How have other made this decision?
My concerns are that I don't print that often (I am a serious hobbist) but would like to have the great colors of the Epson 7900 but am concerned about their tendence to clog. I noticed that Epson has "new reduce clogging" inks. Is this really a change in inks or simply marketing hype. How serious are the problems with the Epson if left shutdown for a month or so (I live in the midwest and the winters are dry and summers humid).
Between the Canon and HP, any recommendations?
Thanks
Rich
Canon or HP: you probably can't go wrong with either of them.
Both are frugal with ink for printing and cleaning.
Canon 6100/6200 (at least were I live: Netherlands) is substantially cheaper to buy then the HP 3200, although if you need a new printhead (or 2) for the canon it is costly. HP Heads are chaeper.
The HP brings the integrated profiling along, if you print on many different papers and keeps changing those papers frequently that is an advantage.
Canon has a nice Photoshop plugin to print your file. And if you not use the plugin but print thru the print dialog of PS and OS-X and you have installed the 'Extra driver kit' you can also nest multiple images on 1 paper (like a RIP often allows you to do) a nice bonus if you want to print small images on wider roll based paper. I'm not aware wether the HP software allows this too.

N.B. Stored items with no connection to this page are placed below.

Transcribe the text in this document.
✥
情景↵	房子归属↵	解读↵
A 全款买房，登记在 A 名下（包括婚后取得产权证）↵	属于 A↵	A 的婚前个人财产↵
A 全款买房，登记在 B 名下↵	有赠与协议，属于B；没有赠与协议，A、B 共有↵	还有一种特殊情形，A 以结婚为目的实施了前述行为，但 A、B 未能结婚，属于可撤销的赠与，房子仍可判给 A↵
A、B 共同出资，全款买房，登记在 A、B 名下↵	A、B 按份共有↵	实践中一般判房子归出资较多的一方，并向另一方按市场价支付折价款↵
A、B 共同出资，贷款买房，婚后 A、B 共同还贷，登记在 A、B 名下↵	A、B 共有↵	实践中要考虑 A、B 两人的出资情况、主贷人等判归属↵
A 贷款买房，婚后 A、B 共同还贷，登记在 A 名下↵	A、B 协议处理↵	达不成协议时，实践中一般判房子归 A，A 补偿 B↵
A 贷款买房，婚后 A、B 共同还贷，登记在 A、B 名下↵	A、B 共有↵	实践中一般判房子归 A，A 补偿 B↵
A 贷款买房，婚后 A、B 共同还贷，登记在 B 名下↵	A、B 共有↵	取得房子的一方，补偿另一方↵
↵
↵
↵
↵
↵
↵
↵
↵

I opted for the canon, although the 17" model, so I had no to "worry" about the HP (only epson 3800/4880).
I leave the canon always on standby, it daily wakes up to check/clean, if you print every few days it just starts to print. However after longer periods (more than a week i guestimate) of no printing it does an nozzle check/clean. 2 days ago I printed a small test print after 3 weeks of inactivity: before it started to print it did a nozzle-check - clean - nozzle-check - clean - nozzle check cycle.
Permanentlely clogged nozzles are remapped to other nozzles, incurring some speed loss, I have not yet noticed that it started to print slower, when a certain amount of nozzles is clogged/remapped is exceeded it will error out on 'replace head'.